My fear six weeks ago was that I would feel cornered by my own thoughts while at home. My fear one week ago was that I would absolutely feel cornered by my own thoughts while at home with nothing to do. Neither fear materialized.

Let’s be real for a minute. I don’t live in a Buddhist monastery. I have Sling and Hulu and Netflix. I have books and magazines and endless Facebook feeds. I have laundry and dishes and little balls of entropy called pets. There’s tons of shit to distract me in the same way that fully precedented times and their hyphenated public activities distracted me before.

That is to say: to some degree I have simply upped my level of engagement with at-home pursuits so they’re just as fulfilling (and void-filling) mentally as my public pursuits. I haven’t beaten down my demons or demined my “mind fields.”

That being said, it certainly helps that I am now skilled at practicing avoidance right at home. It’s like buying an indoor grill!

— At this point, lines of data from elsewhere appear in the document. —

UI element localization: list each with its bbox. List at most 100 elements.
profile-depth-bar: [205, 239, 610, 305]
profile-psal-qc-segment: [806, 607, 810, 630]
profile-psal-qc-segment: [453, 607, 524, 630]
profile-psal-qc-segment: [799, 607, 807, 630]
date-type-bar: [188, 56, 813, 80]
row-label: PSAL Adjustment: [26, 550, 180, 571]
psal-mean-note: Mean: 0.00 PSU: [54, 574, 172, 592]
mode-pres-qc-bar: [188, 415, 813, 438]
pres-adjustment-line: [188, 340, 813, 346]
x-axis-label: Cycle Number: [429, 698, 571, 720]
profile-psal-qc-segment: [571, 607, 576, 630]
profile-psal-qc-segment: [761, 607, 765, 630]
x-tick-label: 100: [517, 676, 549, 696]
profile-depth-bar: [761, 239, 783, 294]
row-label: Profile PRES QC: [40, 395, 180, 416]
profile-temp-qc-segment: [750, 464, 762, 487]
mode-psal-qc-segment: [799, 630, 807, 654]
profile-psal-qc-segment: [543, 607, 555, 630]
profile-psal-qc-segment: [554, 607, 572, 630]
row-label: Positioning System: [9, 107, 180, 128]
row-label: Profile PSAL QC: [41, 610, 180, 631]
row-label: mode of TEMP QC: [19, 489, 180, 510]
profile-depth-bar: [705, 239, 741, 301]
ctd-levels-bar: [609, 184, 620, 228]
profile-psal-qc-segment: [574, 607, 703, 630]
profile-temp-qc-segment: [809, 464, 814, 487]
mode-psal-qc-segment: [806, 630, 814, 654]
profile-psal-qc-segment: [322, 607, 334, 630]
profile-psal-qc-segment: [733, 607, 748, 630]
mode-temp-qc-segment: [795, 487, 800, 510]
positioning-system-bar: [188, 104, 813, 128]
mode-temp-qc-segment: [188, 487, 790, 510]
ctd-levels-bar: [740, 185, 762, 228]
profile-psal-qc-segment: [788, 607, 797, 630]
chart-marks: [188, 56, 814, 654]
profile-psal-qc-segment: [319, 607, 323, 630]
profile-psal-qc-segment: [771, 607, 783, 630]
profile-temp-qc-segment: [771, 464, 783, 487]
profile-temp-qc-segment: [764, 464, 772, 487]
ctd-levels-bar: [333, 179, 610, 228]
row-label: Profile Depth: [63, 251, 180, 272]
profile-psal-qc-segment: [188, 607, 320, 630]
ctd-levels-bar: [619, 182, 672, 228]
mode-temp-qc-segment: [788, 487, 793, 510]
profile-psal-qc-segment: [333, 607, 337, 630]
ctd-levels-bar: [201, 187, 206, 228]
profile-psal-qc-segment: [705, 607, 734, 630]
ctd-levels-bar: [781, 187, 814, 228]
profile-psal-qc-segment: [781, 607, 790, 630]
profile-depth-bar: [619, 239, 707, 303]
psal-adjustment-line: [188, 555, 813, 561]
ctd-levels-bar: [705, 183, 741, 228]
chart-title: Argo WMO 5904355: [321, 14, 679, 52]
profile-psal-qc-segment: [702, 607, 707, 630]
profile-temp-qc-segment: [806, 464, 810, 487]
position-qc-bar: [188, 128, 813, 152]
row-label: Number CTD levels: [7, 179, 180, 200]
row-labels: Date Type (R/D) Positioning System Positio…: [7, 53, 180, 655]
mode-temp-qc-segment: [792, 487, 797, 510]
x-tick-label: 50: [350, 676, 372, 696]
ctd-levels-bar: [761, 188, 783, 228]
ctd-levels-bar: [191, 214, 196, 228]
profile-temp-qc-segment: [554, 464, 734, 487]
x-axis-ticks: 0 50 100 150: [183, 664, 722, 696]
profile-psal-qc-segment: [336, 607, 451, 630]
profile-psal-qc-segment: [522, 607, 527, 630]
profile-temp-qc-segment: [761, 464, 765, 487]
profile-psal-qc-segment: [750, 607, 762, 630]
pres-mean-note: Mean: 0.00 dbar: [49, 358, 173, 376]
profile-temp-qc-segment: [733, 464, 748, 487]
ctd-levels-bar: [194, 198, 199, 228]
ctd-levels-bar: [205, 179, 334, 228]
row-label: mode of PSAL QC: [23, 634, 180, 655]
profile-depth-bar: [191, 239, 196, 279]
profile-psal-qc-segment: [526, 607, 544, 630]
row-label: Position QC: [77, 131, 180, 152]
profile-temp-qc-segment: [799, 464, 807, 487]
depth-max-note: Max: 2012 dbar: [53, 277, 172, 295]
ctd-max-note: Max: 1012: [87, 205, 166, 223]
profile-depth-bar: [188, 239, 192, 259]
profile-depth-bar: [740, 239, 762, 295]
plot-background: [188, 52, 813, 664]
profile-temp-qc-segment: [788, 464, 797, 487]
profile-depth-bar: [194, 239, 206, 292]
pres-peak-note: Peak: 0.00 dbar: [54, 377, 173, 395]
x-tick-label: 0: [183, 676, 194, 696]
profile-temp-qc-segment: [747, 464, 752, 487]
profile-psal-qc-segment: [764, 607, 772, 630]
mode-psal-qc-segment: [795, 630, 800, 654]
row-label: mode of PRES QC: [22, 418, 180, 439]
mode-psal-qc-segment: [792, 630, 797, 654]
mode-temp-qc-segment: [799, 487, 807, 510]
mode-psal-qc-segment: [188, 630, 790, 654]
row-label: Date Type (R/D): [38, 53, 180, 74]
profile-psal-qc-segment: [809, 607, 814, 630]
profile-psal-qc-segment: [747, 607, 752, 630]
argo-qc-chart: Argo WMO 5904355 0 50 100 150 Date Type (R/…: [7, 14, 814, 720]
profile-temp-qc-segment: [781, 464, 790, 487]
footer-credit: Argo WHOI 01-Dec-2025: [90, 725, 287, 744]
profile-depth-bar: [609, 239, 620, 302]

Lest I wax too cynical, it’s worth pondering whether what I label avoidance is not actually something way more helpful: acceptance. Knowing that bad things can and will happen and being able to carry on with life despite that knowledge–that’s a handy little tool in the Swiss army knife of life.

Not obsessing over negative outcomes is different from refusing to acknowledge real, fixable issues, like broken personal relationships or financial irresponsibility.

In that sense, avoiding those obsessive thoughts is just as sensible as avoiding the mall during a pandemic.

If my six weeks at home yielded a conclusion like that, to hell with the mall. I’m good right here.